Indifférence générale

Il n’en demeure pas moins cependant que le foot pour des raisons sociologiques et culturelles évidentes est un domaine où la mixité notamment ethnique et sociale est la plus prégnante. Il n’y a qu’à aller sur les stades ou tout simplement regarder tous les week-ends la composition des équipes que ce soit au sein de l’élite ou lors de matchs de district pour se rendre compte de cette réalité.

On ne peut en dire autant pour les autres secteurs qui touchent à la vie économique et sociale des ultramarins comme le logement, l’emploi, le secteur bancaire, les médias, le cinéma ou même les activités de loisirs (contrôle au faciès dans certaines discothèques) où les problèmes de discrimination et d’inégalité de traitement se posent avec davantage d’acuité dans une indifférence quasi générale, hormis pour ceux qui en sont les victimes. Les nombreuses opérations de testing effectuées par des associations de lutte contre les discriminations témoignent de cette réalité bien française. Un mal récurrent et endémique qui fait dire à certains que la France a un sérieux problème avec ses minorités et ses composantes.

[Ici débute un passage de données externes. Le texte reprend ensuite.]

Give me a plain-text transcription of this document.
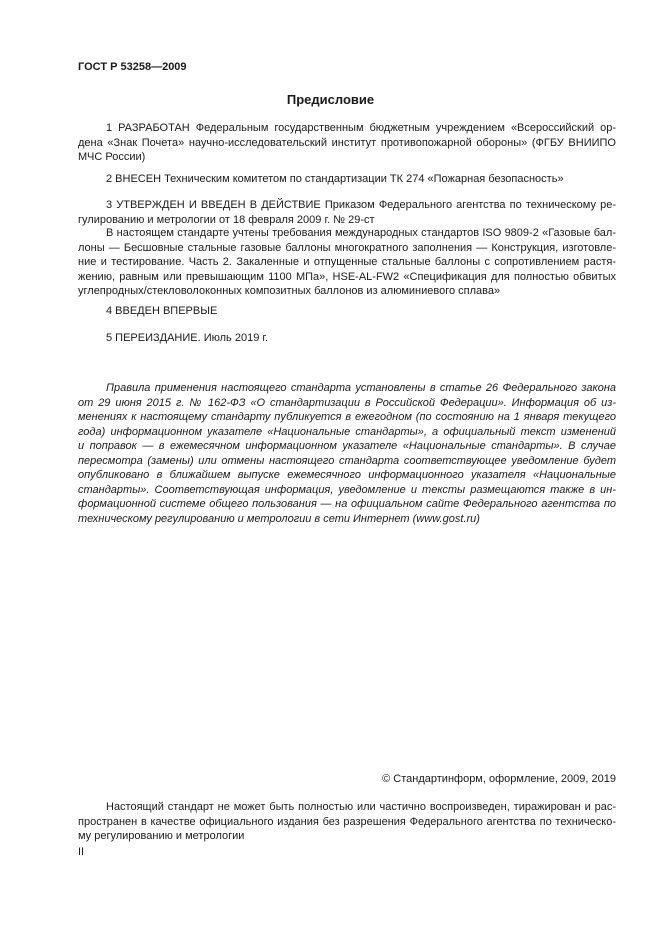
ГОСТ Р 53258—2009
Предисловие
1 РАЗРАБОТАН Федеральным государственным бюджетным учреждением «Всероссийский ор-
дена «Знак Почета» научно-исследовательский институт противопожарной обороны» (ФГБУ ВНИИПО
МЧС России)
2 ВНЕСЕН Техническим комитетом по стандартизации ТК 274 «Пожарная безопасность»
3 УТВЕРЖДЕН И ВВЕДЕН В ДЕЙСТВИЕ Приказом Федерального агентства по техническому ре-
гулированию и метрологии от 18 февраля 2009 г. № 29-ст
В настоящем стандарте учтены требования международных стандартов ISO 9809-2 «Газовые бал-
лоны — Бесшовные стальные газовые баллоны многократного заполнения — Конструкция, изготовле-
ние и тестирование. Часть 2. Закаленные и отпущенные стальные баллоны с сопротивлением растя-
жению, равным или превышающим 1100 МПа», HSE-AL-FW2 «Спецификация для полностью обвитых
углепродных/стекловолоконных композитных баллонов из алюминиевого сплава»
4 ВВЕДЕН ВПЕРВЫЕ
5 ПЕРЕИЗДАНИЕ. Июль 2019 г.
Правила применения настоящего стандарта установлены в статье 26 Федерального закона
от 29 июня 2015 г. № 162-ФЗ «О стандартизации в Российской Федерации». Информация об из-
менениях к настоящему стандарту публикуется в ежегодном (по состоянию на 1 января текущего
года) информационном указателе «Национальные стандарты», а официальный текст изменений
и поправок — в ежемесячном информационном указателе «Национальные стандарты». В случае
пересмотра (замены) или отмены настоящего стандарта соответствующее уведомление будет
опубликовано в ближайшем выпуске ежемесячного информационного указателя «Национальные
стандарты». Соответствующая информация, уведомление и тексты размещаются также в ин-
формационной системе общего пользования — на официальном сайте Федерального агентства по
техническому регулированию и метрологии в сети Интернет (www.gost.ru)
© Стандартинформ, оформление, 2009, 2019
Настоящий стандарт не может быть полностью или частично воспроизведен, тиражирован и рас-
пространен в качестве официального издания без разрешения Федерального агентства по техническо-
му регулированию и метрологии
II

Alors, s’il est nécessaire de dénoncer et de condamner de telles pratiques dans le foot français et plus généralement dans le sport, la montée au créneau de certains politiques s’apparente néanmoins au bal des « faux-cul » eu égard à leur silence coupable lorsque ces pratiques douteuses pourtant passibles de sanctions pénales sont appliquées dans d’autres secteurs essentiels de la vie courante. Mais il est vrai que selon l’expression de Talleyrand « on peut violer les lois sans qu’elles crient ».